E quando começou esse domínio do qual você fala?
O problema foi a partir das décadas de 70 e 80, nas quais aparecem duas referências: a chamada poesia marginal - que não tem nada de marginal, foi muitas vezes subvencionada publicamente - e o mais nefasto de todos os movimentos, o lobby concretista, que criou uma falsa genealogia. Pega-se o romantismo inteiro, monstros absolutos como Gonçalves Dias ou Castro Alves, e os substituem por um poetastro completamente abominável como Sousândrade, que faz aquelas misturebas lingüísticas que existem desde a Grécia, passando por Rabelais, o barroco, os bestialógicos. Só tem novidade para quem é muito ignorante. Depois, chega-se no modernismo, que é aquela coisa com uma riqueza fabulosa, e é pinçado Oswald de Andrade, um poeta menor, um agitador cultural muito superior ao escritor. Elege-se um tradutor ilegível como Odorico Mendes, que fez da Eneida de Virgílio um telégrafo de maluco, e só a fabulosa atração por tudo o que é esquisito, aberratório, teratológico, para chamar a atenção e fazer quizumba, de ''seu'' Haroldo de Campos, pode explicar uma coisa dessas. O que é extraordinário é a quantidade de estudantes universitários, sobretudo em São Paulo - é sabido que os dois únicos lugares do mundo onde se leva o concretismo a sério são São Paulo e Hamburgo, na Alemanha - que cai nessa esparrela. Formou-se uma geração de idiotas que nunca leu nem Gonçalves Dias e perde tempo com Sousândrade.

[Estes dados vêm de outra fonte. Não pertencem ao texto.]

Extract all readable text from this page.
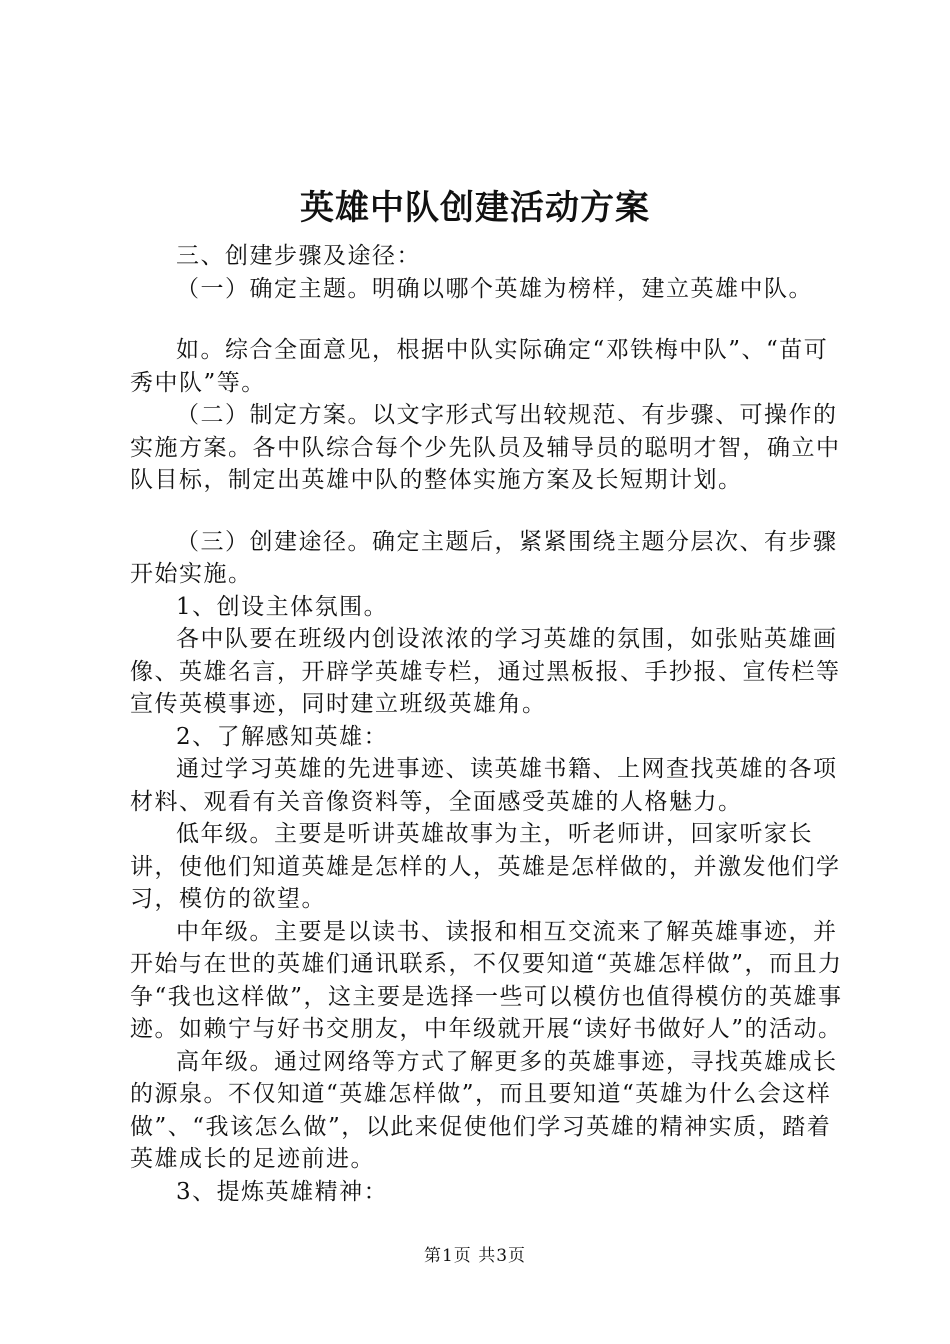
英雄中队创建活动方案

三、创建步骤及途径：

（一）确定主题。明确以哪个英雄为榜样，建立英雄中队。

如。综合全面意见，根据中队实际确定“邓铁梅中队”、“苗可秀中队”等。

（二）制定方案。以文字形式写出较规范、有步骤、可操作的实施方案。各中队综合每个少先队员及辅导员的聪明才智，确立中队目标，制定出英雄中队的整体实施方案及长短期计划。

（三）创建途径。确定主题后，紧紧围绕主题分层次、有步骤开始实施。

1、创设主体氛围。

各中队要在班级内创设浓浓的学习英雄的氛围，如张贴英雄画像、英雄名言，开辟学英雄专栏，通过黑板报、手抄报、宣传栏等宣传英模事迹，同时建立班级英雄角。

2、了解感知英雄：

通过学习英雄的先进事迹、读英雄书籍、上网查找英雄的各项材料、观看有关音像资料等，全面感受英雄的人格魅力。

低年级。主要是听讲英雄故事为主，听老师讲，回家听家长讲，使他们知道英雄是怎样的人，英雄是怎样做的，并激发他们学习，模仿的欲望。

中年级。主要是以读书、读报和相互交流来了解英雄事迹，并开始与在世的英雄们通讯联系，不仅要知道“英雄怎样做”，而且力争“我也这样做”，这主要是选择一些可以模仿也值得模仿的英雄事迹。如赖宁与好书交朋友，中年级就开展“读好书做好人”的活动。

高年级。通过网络等方式了解更多的英雄事迹，寻找英雄成长的源泉。不仅知道“英雄怎样做”，而且要知道“英雄为什么会这样做”、“我该怎么做”，以此来促使他们学习英雄的精神实质，踏着英雄成长的足迹前进。

3、提炼英雄精神：

第1页 共3页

Em sua carta aberta, você compara essa corrente com os parnasianos, movimento do século 19 que pregava o formalismo e a racionalidade na poesia. Por quê?
O pós-cabralismo é uma ideologia oficial como foi o parnasianismo. Naquela época, havia poetas geniais como Augusto dos Anjos, considerado louco pela poesia oficial do Brasil, feita pelos bem-pensantes. É só ir na Biblioteca Nacional e abrir um jornal de 1919 para ler a crítica sobre quem se afasta da estética parnasiana. Cruz e Souza, genial, negro e pobre, foi praticamente massacrado em vida por esse pessoal. Ele, a mulher e os quatro filhos morreram de tuberculose provocada pela fome, pela falta de reconhecimento dos bem-pensantes da época. Os pós-concretistas fazem o mesmo. Toda a poesia que presta hoje no Brasil, que tem coragem de encarar a realidade, é poeticamente incorreta.

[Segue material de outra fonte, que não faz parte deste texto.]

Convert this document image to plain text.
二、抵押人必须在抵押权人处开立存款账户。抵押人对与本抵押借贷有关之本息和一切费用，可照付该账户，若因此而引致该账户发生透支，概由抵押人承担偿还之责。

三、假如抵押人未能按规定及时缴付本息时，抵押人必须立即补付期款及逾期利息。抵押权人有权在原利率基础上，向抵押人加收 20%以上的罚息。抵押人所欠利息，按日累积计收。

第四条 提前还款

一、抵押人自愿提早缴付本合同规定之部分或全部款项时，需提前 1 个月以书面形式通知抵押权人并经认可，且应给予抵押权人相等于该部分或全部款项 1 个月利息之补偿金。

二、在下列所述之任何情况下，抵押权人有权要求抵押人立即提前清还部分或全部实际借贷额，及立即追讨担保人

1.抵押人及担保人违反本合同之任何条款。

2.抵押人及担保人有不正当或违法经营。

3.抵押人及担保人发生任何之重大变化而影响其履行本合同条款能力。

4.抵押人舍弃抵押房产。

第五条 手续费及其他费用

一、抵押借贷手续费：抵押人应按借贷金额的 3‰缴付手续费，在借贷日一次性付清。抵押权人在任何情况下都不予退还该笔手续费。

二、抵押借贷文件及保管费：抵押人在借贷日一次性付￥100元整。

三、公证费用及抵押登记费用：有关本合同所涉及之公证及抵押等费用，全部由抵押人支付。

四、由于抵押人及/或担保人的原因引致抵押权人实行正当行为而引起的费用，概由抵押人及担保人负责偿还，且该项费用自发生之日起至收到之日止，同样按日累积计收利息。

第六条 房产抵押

Isso explicaria a queda de qualidade na produção poética brasileira hoje, se comparada com 40 anos atrás?
E há coisas extraordinárias acontecendo, no Nordeste, por exemplo. Essa barreira Rio-São Paulo é pavorosa. Os poetas nordestinos como Rui Espinheira Filho, da Bahia, Alberto Cunha Melo, de Pernambuco, Mauro Machado, do Maranhão, não conseguem furar a barreira regional. Não é uma poesia ao gosto da crítica universitária dominante. Essa barreira é ainda pior em São Paulo. A imprensa paulista vai ou pela linha cafajeste, do tipo Diogo Mainardi, que esculhamba Deus, o mundo, a mãe, ou está na mão desses grupelhos.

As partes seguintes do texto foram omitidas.